E’ difficile pensare a Mirta De Simoni come ad una pittrice dell’Espressionismo astratto, non perché la sua pittura non sia vicina a quella corrente ma perché lei è quanto di più lontano si potrebbe immaginare da quei pittori che sono passati alla storia come “Gli irascibili” e dei quali, un buon numero è morto suicida (Mark Rothko, Arshile Gorkj) o alcolizzato (Franz Kline e, per certi versi, anche Jackson Pollock). Invece, Mirta, e già il nome è indicativo, è una persona tranquilla e dolcissima che partecipa intensamente alle attività di associazioni cattoliche di Arte Sacra.
Insomma, per chi ragionasse per stereotipi è garantita una piacevole sorpresa: l’arte informale, gestuale, materica, espressionista non è appannaggio solo di spiriti esagerati ma può scaturire direttamente anche da un animo sereno e giudizioso.
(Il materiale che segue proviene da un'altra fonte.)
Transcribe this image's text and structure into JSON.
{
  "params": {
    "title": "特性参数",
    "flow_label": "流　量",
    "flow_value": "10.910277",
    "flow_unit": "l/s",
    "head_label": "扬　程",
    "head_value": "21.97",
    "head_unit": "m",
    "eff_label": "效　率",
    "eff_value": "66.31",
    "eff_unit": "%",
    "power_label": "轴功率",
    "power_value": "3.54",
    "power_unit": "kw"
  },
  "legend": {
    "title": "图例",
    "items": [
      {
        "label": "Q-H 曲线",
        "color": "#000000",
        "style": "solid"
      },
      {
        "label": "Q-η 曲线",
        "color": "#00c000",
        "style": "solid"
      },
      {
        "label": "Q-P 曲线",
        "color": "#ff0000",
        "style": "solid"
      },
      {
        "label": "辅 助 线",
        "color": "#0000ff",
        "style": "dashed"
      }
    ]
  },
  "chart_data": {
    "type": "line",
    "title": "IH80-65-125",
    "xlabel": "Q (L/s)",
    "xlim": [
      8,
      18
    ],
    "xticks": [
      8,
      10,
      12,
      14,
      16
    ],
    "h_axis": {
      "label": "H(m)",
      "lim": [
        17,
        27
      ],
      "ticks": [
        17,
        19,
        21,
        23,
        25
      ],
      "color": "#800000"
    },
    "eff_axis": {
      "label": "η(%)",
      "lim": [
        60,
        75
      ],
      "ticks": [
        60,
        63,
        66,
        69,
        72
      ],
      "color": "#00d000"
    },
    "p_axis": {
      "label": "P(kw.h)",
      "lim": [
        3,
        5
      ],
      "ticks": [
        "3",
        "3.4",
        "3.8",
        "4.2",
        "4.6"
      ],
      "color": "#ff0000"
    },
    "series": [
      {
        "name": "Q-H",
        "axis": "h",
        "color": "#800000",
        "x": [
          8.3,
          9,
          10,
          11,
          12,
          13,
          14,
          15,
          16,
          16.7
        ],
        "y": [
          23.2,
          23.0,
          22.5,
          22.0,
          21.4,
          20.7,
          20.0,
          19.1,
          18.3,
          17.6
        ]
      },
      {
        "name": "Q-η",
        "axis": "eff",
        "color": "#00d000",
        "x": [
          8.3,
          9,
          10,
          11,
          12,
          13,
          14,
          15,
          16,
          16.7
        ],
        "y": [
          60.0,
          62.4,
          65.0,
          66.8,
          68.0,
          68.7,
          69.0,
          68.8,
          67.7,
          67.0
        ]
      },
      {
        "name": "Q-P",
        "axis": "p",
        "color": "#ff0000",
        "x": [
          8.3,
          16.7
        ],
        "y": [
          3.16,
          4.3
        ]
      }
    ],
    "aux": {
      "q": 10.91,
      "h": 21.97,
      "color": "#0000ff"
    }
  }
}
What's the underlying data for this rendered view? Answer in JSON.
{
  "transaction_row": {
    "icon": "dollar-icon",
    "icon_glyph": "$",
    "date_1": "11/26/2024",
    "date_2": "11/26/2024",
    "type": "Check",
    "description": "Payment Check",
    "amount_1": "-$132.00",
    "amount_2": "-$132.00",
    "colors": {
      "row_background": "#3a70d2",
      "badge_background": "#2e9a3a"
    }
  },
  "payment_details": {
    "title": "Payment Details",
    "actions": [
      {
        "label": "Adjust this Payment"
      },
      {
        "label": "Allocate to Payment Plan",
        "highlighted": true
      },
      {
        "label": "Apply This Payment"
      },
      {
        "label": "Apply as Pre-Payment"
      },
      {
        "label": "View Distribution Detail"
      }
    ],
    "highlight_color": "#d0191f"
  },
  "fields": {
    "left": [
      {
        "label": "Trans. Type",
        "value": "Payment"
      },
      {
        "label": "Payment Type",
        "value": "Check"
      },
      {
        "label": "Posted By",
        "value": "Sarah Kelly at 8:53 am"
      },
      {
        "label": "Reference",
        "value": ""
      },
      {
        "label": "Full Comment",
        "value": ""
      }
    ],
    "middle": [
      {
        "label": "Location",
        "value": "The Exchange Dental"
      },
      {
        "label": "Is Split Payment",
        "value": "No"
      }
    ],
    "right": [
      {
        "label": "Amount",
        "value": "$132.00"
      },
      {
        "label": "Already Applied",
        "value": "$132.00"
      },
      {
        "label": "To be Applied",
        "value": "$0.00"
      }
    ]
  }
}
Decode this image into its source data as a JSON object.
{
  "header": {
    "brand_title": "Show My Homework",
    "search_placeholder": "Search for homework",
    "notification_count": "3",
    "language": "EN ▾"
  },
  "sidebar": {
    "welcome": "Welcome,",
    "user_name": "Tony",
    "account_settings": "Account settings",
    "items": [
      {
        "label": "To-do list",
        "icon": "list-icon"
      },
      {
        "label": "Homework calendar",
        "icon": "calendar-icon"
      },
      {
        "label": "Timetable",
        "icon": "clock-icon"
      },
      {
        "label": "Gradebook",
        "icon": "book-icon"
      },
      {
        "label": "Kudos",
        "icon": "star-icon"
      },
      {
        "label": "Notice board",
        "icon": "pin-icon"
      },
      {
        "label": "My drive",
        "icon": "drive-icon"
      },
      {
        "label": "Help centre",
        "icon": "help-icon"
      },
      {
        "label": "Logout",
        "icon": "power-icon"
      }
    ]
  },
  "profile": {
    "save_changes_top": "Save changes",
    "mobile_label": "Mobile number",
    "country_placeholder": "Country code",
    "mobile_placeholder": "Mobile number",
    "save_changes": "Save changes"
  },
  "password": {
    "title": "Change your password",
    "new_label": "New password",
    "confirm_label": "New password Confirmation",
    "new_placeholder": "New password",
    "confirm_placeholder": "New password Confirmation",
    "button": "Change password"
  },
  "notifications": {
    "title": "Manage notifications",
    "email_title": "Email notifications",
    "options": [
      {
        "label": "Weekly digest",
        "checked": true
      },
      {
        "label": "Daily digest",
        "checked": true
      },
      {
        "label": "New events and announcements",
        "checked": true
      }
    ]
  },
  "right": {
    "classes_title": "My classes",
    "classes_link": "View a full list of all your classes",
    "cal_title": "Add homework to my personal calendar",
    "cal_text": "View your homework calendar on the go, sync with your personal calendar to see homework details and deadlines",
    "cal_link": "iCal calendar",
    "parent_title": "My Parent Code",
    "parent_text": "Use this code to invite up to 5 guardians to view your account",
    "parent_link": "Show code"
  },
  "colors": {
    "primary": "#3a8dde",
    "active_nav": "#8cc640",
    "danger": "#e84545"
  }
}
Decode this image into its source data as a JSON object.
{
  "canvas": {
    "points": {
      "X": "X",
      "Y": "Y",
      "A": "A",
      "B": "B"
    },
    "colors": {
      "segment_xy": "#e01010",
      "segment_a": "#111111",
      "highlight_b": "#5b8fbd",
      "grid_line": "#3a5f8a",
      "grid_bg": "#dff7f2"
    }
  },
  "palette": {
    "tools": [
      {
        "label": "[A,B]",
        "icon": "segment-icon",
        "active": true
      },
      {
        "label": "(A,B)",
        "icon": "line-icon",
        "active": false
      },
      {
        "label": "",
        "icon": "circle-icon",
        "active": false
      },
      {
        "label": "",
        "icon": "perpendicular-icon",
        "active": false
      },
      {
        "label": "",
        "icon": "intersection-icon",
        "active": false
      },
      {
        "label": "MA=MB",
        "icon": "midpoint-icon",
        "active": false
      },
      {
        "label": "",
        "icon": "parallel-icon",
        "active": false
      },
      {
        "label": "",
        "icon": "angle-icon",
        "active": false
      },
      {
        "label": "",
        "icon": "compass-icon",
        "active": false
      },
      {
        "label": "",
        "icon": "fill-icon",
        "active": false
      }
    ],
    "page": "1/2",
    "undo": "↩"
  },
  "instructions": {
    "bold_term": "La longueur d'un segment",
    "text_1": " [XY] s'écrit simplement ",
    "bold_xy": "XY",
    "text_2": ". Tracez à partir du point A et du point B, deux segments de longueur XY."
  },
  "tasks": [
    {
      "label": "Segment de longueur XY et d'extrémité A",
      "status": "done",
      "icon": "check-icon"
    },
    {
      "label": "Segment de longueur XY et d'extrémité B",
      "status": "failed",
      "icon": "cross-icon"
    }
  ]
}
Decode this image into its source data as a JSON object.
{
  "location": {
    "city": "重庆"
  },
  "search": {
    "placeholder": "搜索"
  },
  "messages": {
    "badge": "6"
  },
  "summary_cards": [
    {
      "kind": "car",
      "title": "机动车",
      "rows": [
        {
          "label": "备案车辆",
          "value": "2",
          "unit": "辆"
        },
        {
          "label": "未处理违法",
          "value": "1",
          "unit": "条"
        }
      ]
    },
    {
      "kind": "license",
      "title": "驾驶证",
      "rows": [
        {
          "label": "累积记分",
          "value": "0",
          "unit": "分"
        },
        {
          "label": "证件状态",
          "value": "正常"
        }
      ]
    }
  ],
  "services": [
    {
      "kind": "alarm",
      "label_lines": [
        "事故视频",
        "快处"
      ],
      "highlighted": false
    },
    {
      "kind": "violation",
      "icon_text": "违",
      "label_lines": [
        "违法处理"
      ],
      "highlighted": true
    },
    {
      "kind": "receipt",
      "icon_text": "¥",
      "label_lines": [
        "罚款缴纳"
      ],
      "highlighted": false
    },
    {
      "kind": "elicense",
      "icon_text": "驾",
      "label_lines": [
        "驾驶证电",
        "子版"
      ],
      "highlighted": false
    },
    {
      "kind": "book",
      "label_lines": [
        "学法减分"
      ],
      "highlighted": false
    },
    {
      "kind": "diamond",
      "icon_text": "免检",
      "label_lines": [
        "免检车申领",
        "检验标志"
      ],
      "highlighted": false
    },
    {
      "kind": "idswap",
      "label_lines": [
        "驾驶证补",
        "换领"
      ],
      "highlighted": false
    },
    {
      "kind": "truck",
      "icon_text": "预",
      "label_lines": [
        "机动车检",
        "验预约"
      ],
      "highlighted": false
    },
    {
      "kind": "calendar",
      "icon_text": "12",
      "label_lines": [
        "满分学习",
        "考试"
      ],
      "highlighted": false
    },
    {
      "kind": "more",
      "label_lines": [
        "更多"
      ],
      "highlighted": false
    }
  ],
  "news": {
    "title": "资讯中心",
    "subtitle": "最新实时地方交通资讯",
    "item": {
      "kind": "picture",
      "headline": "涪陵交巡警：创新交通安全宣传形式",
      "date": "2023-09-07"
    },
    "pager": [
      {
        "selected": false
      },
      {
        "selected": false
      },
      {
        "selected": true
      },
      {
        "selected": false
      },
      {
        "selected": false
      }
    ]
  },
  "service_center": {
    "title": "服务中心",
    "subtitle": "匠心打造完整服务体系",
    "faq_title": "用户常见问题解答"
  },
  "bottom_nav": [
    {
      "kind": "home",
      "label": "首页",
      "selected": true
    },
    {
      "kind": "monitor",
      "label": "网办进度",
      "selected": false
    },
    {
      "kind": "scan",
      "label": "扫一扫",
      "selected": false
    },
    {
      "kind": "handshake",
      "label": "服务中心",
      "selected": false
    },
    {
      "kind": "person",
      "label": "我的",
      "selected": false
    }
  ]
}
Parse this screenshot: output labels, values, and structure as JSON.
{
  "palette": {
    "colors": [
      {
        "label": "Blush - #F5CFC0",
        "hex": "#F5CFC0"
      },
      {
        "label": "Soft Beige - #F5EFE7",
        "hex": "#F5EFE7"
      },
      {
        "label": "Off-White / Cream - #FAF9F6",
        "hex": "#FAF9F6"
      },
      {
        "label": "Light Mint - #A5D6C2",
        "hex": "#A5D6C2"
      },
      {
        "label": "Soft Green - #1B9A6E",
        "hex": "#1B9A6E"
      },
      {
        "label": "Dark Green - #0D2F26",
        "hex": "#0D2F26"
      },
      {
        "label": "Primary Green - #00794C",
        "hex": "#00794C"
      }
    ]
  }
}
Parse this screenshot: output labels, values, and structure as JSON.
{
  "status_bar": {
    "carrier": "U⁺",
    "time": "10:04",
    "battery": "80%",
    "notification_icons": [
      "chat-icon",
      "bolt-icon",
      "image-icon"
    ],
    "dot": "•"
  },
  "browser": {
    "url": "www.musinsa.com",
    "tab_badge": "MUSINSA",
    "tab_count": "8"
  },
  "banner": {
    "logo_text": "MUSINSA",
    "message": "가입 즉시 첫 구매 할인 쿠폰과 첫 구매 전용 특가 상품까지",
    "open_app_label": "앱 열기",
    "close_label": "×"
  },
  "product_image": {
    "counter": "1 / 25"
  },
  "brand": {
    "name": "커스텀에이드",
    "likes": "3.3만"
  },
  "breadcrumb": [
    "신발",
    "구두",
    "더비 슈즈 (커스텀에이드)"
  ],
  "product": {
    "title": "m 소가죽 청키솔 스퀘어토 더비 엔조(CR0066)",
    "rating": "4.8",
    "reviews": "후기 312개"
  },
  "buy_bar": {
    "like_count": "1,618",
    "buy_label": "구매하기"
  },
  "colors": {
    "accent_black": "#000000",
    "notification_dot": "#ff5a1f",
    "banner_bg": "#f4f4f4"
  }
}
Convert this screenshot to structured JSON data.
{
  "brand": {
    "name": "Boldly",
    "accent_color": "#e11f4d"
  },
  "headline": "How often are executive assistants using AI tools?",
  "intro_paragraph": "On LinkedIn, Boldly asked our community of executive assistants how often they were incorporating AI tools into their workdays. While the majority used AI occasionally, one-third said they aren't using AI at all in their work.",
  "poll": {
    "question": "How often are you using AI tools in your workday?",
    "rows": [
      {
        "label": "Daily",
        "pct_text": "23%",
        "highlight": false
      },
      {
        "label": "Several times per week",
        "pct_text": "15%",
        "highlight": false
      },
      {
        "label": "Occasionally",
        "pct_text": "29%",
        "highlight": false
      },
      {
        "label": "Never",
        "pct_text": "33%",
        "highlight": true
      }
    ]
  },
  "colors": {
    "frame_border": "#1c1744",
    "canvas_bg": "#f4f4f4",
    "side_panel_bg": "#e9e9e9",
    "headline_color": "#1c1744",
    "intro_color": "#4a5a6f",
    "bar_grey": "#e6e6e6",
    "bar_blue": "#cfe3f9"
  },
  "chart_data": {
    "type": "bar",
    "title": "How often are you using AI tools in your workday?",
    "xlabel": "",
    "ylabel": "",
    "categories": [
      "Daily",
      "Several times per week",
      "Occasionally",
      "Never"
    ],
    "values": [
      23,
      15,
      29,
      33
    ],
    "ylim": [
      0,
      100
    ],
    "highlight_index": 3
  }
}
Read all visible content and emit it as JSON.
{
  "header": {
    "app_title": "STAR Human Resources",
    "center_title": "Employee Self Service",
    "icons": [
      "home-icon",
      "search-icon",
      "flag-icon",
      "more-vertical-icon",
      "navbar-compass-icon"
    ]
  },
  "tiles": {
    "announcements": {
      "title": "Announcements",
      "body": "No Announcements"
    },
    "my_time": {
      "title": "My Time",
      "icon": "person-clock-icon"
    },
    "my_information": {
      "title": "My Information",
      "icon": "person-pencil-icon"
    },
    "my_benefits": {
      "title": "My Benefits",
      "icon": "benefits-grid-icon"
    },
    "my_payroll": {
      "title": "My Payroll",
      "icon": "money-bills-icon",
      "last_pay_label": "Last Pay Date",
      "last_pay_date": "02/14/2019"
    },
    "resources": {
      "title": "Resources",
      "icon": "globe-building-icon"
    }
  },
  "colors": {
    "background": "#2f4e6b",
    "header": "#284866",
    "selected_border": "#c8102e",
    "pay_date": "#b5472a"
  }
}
Oppure, al contrario, sotto un’”apparente” domanda di normalità e buon senso ribolle qualcosa di nascosto, di non detto, che l’arte riesce sublimare e trasformare in forza espressiva e bellezza?
Ma tant’è, ciò che conta è il risultato, cioè l’opera, e in questo caso non si può che rimanere stupiti dall’energia del suo linguaggio caratterizzato da colori vivacissimi, generalmente primari, stesi con ampie pennellate o anche con le mani, oppure mescolati a vari materiali solidi per ottenere superfici scabrose come paesaggi primordiali scavati dal tempo.
Più che da Rothko, che dichiara di amare, nel suo modo di lavorare sulla tela appoggiata al pavimento, c’è Pollock con la sua pittura corporea in cui l’artista entra nella materia manipolandola e trasportandola sulla superficie seguendo impulsi dell’istinto. Ogni dipinto diventa un’esperienza che coinvolge tutto l’essere ed è difficile, dopo aver assaporato una tale libertà esaltante, ritornare alla normalità della vita di tutti i giorni. Ma si vede che Mirta possiede risorse non comuni non solo sul piano artistico ma anche a livello di autocoscienza.